Billionaire Carlos Slim’s decision to break up his Mexico phone operations under threat of government sanctions is strengthening President Enrique Pena Nieto’s hand as he pushes to end an even bigger monopoly in the energy industry.
Slim announced plans to sell some of America Movil SAB’s assets yesterday as the Mexican Senate and lower house passed a bill pushed by Pena Nieto that would impose the harshest penalties the company has ever encountered. The rules build on constitutional changes he signed into law last year.
Pena Nieto is trying to bolster economic growth by spurring competition in telecommunications and luring more private investment to the oil industry. Congress is debating rules this week to implement the most sweeping transformation to the nation’s energy policies in seven decades, which the government says would increase long-term annual economic growth by 1 percentage point and draw as much as $30 billion a year in foreign direct investment.
“Political leaders strengthen their hand through success,” said Eric Farnsworth, head of the Washington office of the Council of the Americas, a group representing U.S. businesses. “Clearly, if you’ve taken on some of the icons of Mexico’s private sector, you’re building a record here that people have to take pretty seriously. It will strengthen his hand in terms of energy reform.”

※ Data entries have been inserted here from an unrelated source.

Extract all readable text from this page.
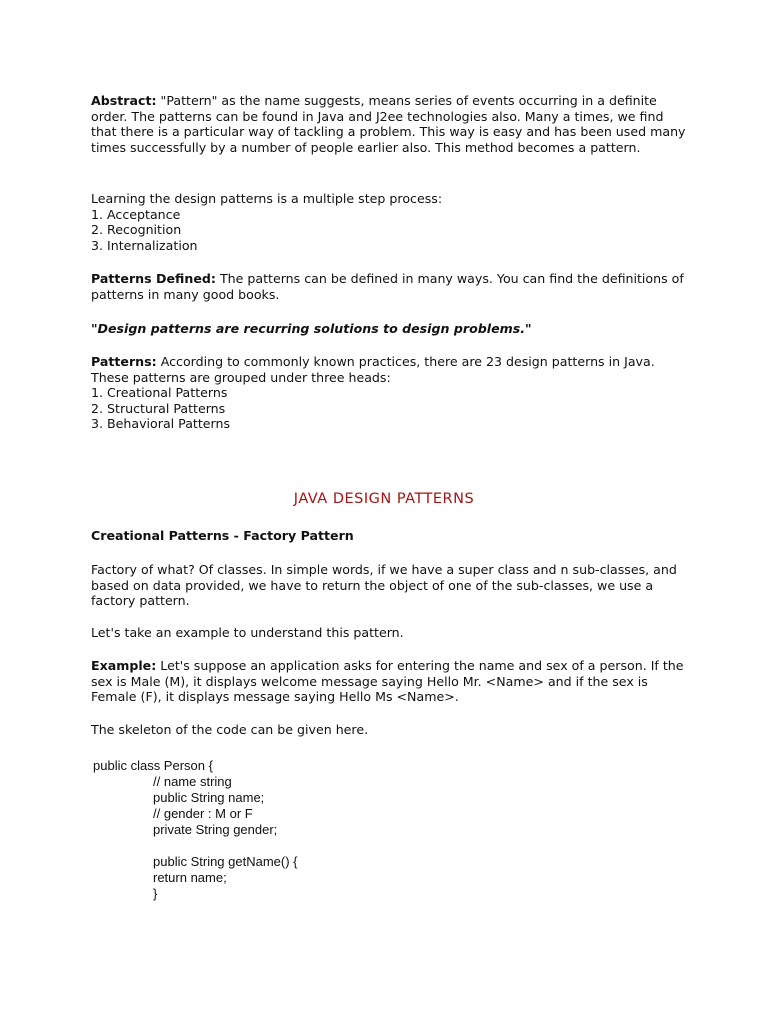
Abstract: "Pattern" as the name suggests, means series of events occurring in a definite order. The patterns can be found in Java and J2ee technologies also. Many a times, we find that there is a particular way of tackling a problem. This way is easy and has been used many times successfully by a number of people earlier also. This method becomes a pattern.

Learning the design patterns is a multiple step process:

1. Acceptance

2. Recognition

3. Internalization

Patterns Defined: The patterns can be defined in many ways. You can find the definitions of patterns in many good books.

"Design patterns are recurring solutions to design problems."

Patterns: According to commonly known practices, there are 23 design patterns in Java. These patterns are grouped under three heads:

1. Creational Patterns

2. Structural Patterns

3. Behavioral Patterns

JAVA DESIGN PATTERNS

Creational Patterns - Factory Pattern

Factory of what? Of classes. In simple words, if we have a super class and n sub-classes, and based on data provided, we have to return the object of one of the sub-classes, we use a factory pattern.

Let's take an example to understand this pattern.

Example: Let's suppose an application asks for entering the name and sex of a person. If the sex is Male (M), it displays welcome message saying Hello Mr. <Name> and if the sex is Female (F), it displays message saying Hello Ms <Name>.

The skeleton of the code can be given here.

public class Person {
// name string
public String name;
// gender : M or F
private String gender;
public String getName() {
return name;
}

America Movil, the Americas’ largest operator with 272 million wireless subscribers, is seeking to appease regulators and reduce its market share below 50 percent by divesting some of its Mexican assets to an independent company, the company said yesterday in a filing.
Slim’s carrier will also separate its wireless towers from the rest of the business and will renounce its rights to acquire control of satellite-TV provider Dish Mexico. Slim and his family hold 57 percent of America Movil.
The carrier currently has 70 percent of Mexico’s mobile-phone subscribers and about 80 percent of landlines. The bill passed by congress says Slim can loosen the restrictions he would face by presenting a plan to regulators to reduce America Movil’s market share below 50 percent.
The company’s breakup decision requires regulatory approval and may need the endorsement of shareholders, America Movil said. Federal Telecommunications Institute, or IFT, the regulator which was created by last year’s constitutional overhaul and has declared America Movil dominant in Mexico’s phone market, has yet to receive a concrete plan for the breakup, IFT said in a statement.
Slim’s Mexican asset sale will burnish Pena Nieto’s image as someone “who won’t bow down” to the world’s second-richest man, according to Jorge Chabat, an analyst at the Center for Economic Research and Teaching, a Mexico City-based university.
It’s also a strong signal of the president’s commitment to boosting investment by changing laws in major industries, according to Gabriel Casillas, chief economist at Grupo Financiero Banorte SAB. That may spark a rally in financial assets, he said in a research report published today.
The energy laws needed to implement last year’s constitutional overhaul may come to a vote in early August, he said in the report.
“All eyes are set on the approval of the secondary laws derived from the energy reform,” he said. “Market participants should be more confident that this will be just a matter of time, particularly given what happened yesterday.”
Pena Nieto’s approval rating has fallen to less than 40 percent from 55 percent in the first quarter of last year, polling agency GEA-ISA said last month. Fifty-four percent said the economy was “bad” after growth missed analyst estimates in seven of the past eight quarters.
The advance of Pena Nieto’s telecom and energy proposals “is certainly a big success for him, and that’s the way it’s being seen outside Mexico much more than in Mexico,” Andres Rozental, chairman of ArcelorMittal’s Mexico unit and a former deputy foreign minister, said in a telephone interview. “There’s much more skepticism inside Mexico about how all of this is going to work.”
Congress missed an April goal for approving the energy regulations. Talks broke down last month as the opposition National Action Party complained that Pena Nieto’s Institutional Revolutionary Party wasn’t moving fast enough to get states to ratify changes designed to crack down on alleged election abuses.
That process may be getting back on track following this week’s passage of the telecom legislation by both houses of congress. In energy, the government is seeking to reduce Petroleos Mexicanos’s tax burden, the highest among the world’s top integrated oil companies, and open the industry to more foreign investment in order to reverse nine years of output declines.
“What America Movil is doing strikes me as shrewd -- get out in front of the legislation and, to the extent possible, be both pro-active and manage your environment,” Tony Garza, a former U.S. ambassador to Mexico under President George W. Bush who’s now counsel in law firm White & Case LLP’s Mexico City office, said in an e-mail.
“An interesting sub-text is what this says about how major players in the country have assessed the president’s commitment to reform,” Garza said. “Clearly they see him as dead-set on getting what he wants.”